Ek olarak, diğer birincil hedeflere sahip NASA teleskopları bu olağandışı olayların gözlemlenmesine yardımcı olabilir:

  • RuhMetal zengini asteroit Psyche’ye doğru yola çıkan uzay aracı, önümüzdeki birkaç yıl içinde uzay aracının hedefine doğru giderken gökbilimcilerin gama ışını patlamalarını tespit etmek için kullanabileceği bir gama ışını spektrometresine sahip.

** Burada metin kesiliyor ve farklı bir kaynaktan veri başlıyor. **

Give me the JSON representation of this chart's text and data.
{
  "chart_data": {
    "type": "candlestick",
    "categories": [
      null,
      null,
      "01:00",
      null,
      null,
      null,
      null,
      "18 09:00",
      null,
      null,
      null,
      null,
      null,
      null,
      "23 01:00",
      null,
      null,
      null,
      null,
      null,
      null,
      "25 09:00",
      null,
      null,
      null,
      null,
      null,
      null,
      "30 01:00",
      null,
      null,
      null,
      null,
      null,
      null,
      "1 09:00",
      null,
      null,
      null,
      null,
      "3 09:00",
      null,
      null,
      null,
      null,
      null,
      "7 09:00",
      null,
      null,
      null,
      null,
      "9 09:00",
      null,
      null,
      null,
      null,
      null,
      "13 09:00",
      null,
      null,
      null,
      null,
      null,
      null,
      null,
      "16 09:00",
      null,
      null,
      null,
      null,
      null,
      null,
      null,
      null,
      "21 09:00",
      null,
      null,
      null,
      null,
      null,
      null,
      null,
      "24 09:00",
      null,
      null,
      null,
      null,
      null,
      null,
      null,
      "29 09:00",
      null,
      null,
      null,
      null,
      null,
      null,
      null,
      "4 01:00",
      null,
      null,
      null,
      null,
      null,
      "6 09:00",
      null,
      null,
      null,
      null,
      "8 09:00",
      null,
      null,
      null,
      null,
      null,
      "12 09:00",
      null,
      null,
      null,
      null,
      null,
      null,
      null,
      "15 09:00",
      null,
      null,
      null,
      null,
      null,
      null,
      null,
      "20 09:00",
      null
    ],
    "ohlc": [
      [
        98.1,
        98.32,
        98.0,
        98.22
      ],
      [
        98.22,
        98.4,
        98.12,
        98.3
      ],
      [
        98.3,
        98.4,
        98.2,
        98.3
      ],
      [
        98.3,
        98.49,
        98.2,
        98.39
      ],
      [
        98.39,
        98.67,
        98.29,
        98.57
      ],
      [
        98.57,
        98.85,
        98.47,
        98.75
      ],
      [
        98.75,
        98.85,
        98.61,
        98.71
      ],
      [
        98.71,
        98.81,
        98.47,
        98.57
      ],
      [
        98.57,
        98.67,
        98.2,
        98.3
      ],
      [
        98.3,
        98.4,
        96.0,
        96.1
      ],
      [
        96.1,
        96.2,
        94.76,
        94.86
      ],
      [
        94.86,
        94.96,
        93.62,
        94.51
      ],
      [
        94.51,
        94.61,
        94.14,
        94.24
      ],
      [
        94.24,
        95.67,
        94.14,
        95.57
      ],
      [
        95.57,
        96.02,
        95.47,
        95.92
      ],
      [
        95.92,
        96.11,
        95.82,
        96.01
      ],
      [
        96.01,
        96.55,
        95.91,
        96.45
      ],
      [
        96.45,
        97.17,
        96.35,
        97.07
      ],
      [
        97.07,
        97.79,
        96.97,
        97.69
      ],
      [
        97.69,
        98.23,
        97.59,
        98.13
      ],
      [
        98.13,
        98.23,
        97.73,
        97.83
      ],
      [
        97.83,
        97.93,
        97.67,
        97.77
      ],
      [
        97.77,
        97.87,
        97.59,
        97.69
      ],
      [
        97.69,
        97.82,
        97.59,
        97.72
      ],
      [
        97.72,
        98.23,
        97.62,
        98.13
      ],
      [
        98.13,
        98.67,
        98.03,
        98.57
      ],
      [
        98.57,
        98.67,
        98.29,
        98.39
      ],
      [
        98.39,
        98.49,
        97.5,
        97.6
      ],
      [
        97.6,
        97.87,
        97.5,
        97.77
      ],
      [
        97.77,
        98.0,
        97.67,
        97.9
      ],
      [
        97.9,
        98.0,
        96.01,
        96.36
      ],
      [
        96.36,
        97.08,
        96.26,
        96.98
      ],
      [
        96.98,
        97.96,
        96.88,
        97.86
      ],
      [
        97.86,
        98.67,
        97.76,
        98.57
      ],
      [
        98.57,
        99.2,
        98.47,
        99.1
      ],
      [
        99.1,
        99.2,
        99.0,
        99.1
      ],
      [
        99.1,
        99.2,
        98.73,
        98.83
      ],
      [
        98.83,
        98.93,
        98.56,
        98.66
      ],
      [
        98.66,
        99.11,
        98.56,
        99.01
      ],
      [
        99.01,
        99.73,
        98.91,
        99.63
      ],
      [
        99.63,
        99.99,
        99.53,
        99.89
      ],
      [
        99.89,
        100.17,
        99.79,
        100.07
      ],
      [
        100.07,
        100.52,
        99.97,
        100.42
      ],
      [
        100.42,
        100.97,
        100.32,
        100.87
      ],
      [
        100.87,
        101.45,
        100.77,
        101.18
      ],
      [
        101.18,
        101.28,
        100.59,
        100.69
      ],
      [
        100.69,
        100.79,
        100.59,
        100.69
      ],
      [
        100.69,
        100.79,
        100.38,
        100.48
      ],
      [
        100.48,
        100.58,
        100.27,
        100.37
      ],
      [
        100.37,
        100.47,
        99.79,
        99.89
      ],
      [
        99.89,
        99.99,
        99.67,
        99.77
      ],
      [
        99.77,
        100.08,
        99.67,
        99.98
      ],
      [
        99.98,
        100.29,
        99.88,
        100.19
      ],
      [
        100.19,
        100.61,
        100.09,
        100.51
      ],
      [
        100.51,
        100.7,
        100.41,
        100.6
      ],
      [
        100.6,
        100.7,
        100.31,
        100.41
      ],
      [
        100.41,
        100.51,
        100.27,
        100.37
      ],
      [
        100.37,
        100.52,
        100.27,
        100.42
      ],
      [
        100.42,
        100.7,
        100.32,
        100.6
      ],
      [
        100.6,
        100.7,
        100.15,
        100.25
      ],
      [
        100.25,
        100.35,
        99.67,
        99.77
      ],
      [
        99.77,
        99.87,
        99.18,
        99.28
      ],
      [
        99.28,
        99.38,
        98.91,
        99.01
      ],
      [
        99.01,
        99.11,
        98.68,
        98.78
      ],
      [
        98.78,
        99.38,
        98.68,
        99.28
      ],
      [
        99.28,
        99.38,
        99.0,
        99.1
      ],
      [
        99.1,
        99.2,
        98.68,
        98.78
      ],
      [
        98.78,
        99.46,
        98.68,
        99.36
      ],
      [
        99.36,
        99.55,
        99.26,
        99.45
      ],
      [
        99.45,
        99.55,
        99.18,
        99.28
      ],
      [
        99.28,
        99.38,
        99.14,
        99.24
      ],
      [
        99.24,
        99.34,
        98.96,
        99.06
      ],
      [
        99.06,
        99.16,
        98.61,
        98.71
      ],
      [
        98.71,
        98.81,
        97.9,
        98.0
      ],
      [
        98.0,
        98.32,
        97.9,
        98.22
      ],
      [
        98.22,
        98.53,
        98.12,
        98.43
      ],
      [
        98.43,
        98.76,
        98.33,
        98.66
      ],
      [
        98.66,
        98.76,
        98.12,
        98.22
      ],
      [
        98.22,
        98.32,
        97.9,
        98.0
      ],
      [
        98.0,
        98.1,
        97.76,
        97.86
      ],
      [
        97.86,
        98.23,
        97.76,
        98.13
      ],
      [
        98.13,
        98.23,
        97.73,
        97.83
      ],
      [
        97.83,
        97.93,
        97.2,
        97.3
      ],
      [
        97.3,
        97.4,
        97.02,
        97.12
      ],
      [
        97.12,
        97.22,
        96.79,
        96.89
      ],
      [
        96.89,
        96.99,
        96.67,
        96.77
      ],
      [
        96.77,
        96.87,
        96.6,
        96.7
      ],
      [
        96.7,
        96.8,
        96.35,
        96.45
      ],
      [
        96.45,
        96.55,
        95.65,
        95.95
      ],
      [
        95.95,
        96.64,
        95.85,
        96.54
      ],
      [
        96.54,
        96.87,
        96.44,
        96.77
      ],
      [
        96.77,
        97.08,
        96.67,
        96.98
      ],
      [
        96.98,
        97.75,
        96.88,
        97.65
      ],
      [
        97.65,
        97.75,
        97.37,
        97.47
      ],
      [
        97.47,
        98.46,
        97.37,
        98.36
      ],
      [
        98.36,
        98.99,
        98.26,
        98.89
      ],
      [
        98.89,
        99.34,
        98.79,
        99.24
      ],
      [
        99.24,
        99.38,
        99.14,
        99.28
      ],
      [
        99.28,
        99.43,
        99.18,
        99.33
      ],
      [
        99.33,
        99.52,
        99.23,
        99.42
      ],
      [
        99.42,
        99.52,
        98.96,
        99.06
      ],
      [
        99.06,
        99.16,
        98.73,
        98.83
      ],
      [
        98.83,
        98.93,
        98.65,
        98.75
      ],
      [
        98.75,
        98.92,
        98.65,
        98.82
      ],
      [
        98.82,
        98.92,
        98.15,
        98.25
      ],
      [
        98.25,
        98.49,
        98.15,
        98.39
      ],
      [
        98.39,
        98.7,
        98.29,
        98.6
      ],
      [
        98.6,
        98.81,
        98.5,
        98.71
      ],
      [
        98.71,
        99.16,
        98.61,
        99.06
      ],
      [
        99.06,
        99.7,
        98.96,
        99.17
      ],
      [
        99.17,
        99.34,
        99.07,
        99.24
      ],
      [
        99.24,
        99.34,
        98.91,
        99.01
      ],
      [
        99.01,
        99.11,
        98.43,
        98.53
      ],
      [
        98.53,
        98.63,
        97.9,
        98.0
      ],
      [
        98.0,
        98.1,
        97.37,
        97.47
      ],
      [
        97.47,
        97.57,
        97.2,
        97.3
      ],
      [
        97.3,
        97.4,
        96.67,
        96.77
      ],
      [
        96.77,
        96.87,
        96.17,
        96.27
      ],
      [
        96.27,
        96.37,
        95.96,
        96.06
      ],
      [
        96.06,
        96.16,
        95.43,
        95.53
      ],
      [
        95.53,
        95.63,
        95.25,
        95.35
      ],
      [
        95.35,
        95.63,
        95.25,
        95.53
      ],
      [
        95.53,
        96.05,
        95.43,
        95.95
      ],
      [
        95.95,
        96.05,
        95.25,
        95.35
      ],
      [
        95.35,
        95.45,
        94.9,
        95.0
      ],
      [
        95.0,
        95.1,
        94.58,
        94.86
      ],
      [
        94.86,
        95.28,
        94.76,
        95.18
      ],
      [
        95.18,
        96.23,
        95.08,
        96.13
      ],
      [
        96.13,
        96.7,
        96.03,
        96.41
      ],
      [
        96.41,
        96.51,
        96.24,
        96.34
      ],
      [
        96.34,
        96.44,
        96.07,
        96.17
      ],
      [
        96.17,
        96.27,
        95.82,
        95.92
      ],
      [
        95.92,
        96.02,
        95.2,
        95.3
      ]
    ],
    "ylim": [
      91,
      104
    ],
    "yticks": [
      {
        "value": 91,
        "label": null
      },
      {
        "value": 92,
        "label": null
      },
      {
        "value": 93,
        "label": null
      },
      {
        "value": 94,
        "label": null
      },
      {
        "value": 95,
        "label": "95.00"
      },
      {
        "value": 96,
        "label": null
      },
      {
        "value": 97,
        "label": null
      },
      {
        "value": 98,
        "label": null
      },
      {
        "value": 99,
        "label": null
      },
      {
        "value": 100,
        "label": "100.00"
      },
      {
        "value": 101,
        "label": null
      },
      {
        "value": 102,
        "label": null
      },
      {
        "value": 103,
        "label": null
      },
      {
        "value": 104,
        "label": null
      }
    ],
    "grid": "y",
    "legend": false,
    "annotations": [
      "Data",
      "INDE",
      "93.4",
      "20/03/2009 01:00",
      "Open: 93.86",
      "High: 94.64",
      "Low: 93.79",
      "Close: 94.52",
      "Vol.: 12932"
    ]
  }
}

  • BİLGEGökyüzünün kızılötesi dalga boylarında haritasını çıkaran ekip, birçok yeni uzak nesne ve kozmik olay buldu. NEOWISE WISE teleskopunu yeniden kullanan misyon, potansiyel olarak tehlikeli asteroitler için Dünya’ya yakın alanı araştırıyor.
  • NASA’nın Nancy Grace Roman Uzay TeleskobuKaranlık enerjinin uzun süredir devam eden gizemlerini aydınlatacak ve binlerce dış gezegeni keşfedecek bir kızılötesi gözlemevi, gökyüzünü geniş bir şekilde görecek şekilde tasarlandı ve şüphesiz geçici kızılötesi sinyalleri alacak. Gözlemevi, bu olayları araştırmak için çeşitli araştırmalar yapacak ve misyon, değişen yıldızlar, kara deliklerin doğuşu ve aktif galaksiler gibi ilgili konuları incelemek için birçok ekibi destekleyecek. Roman’ın Mayıs 2027’de fırlatılması planlanıyor ve ayrıca gökyüzünde keşfettiği değişiklikler hakkında uyarılar da verecek.
  • NEO Surveyor misyonu Dünya için tehlike oluşturabilecek asteroitler ve kuyruklu yıldızların araştırılmasını genişletmek için kızılötesi dedektörleri kullanacak. NEO Surveyor tarafından alınacak görüntülerin ayrıca çok daha uzaktaki arka plan nesnelerini de yakalaması bekleniyor.